Abstract: HIV Prevention: Targeting Root Causes of Sexual Risk Behavior (Society for Prevention Research 21st Annual Meeting)

126 HIV Prevention: Targeting Root Causes of Sexual Risk Behavior

Schedule:
Wednesday, May 29, 2013
Seacliff B (Hyatt Regency San Francisco)
* noted as presenting author
Lisa E. Manhart, PhD, Associate Professor, University of Washington, Seattle, WA
Marina Epstein, PhD, Research Scientist, University of Washington, Seattle, WA
Jennifer A. Bailey, PhD, Research Scientist, University of Washington, Seattle, WA
Karl G. Hill, PhD, Research Associate Professor, University of Washington, Social Development Research Group, Seattle, WA
Kevin P. Haggerty, PhD, Assistant Director, Social Development Research Group, Seattle, WA
Richard F. Catalano, PhD, Professor and Director, University of Washington, Seattle, WA
Introduction: One goal of the National HIV/AIDS Strategy is to reduce incidence of HIV infection. Effective prevention messages are an essential component of these efforts and most focus on three proximal sexual risk behaviors:  condom use, number of partners, and sex under the influence of alcohol and drugs. However, these risk behaviors are not always predictive of diagnosed HIV or sexually transmitted infections (STI), and are themselves driven by more distal factors and developmental influences. The current study examines the role that early risk factors (family, peer, and school) play in the development of sexual risk behaviors and STI infection.
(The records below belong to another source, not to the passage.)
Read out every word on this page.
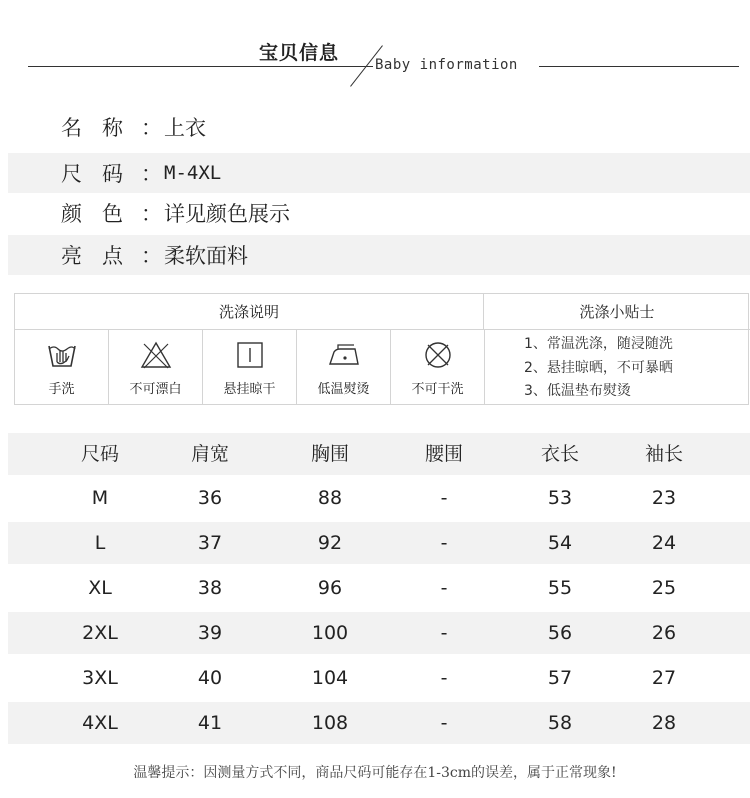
宝贝信息
Baby information
名称
： 上衣
尺码
： M-4XL
颜色
： 详见颜色展示
亮点
： 柔软面料
洗涤说明	洗涤小贴士
手洗	不可漂白	悬挂晾干	低温熨烫	不可干洗
1、常温洗涤，随浸随洗
2、悬挂晾晒，不可暴晒
3、低温垫布熨烫
尺码	肩宽	胸围	腰围	衣长	袖长
M	36	88	-	53	23
L	37	92	-	54	24
XL	38	96	-	55	25
2XL	39	100	-	56	26
3XL	40	104	-	57	27
4XL	41	108	-	58	28
温馨提示：因测量方式不同，商品尺码可能存在1-3cm的误差，属于正常现象!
Method: The Raising Healthy Children (RHC) study, a longitudinal study of youth development, enrolled 1,040 children in grades 1 & 2 in 1993 and 1994 and followed them through age 24/25 (2011). Lifetime STI diagnosis at age 24 was measured as self-reported diagnosis or positive serology for chlamydia or herpes virus 2 (HSV2). Multivariate regression models assessed predictors of (a) STI diagnosis, (b) condom use, (c) number of partners, and (d) sex under the influence, including individual factors (pubertal age, behavioral disinhibition) and environmental factors (family management, school bonding, antisocial friends). Additionally, the three sexual risk behaviors (b, c, and d) were examined as predictors of STI diagnosis. Demographic controls included gender, race/ethnicity, socioeconomic status (SES), and being the child of a teen parent.

Results: Behavioral disinhibition was strongly associated with STI diagnosis and all three sexual risk behaviors (p<0.001). Predictors of more lifetime partners (low SES, child of teen parent, older pubertal age, antisocial friends) differed somewhat from those for sex under the influence and inconsistent condom use (female gender, non-white race, younger pubertal age, antisocial friends-sex under the influence only). STI diagnosis was associated with female gender, low SES, younger pubertal age, and poor family management, in addition to behavioral disinhibition. Lifetime number of partners and inconsistent condom use were associated with STI diagnosis, but sex under the influence was not.

Conclusion:  Lifetime number of sex partners was associated with different antecedents than other risk behaviors. Behavioral disinhibition, an individual difference trait, was a consistent predictor of both sexual risk behaviors and diagnosed STI, whereas situational influences, such as sex under the influence, were not associated with STI. The reduced risk associated with effective family management in childhood, suggests it may check behavioral disinhibition, leading to safer behaviors and less STI. Early risk factors may be viable intervention targets in reducing HIV/STI risk.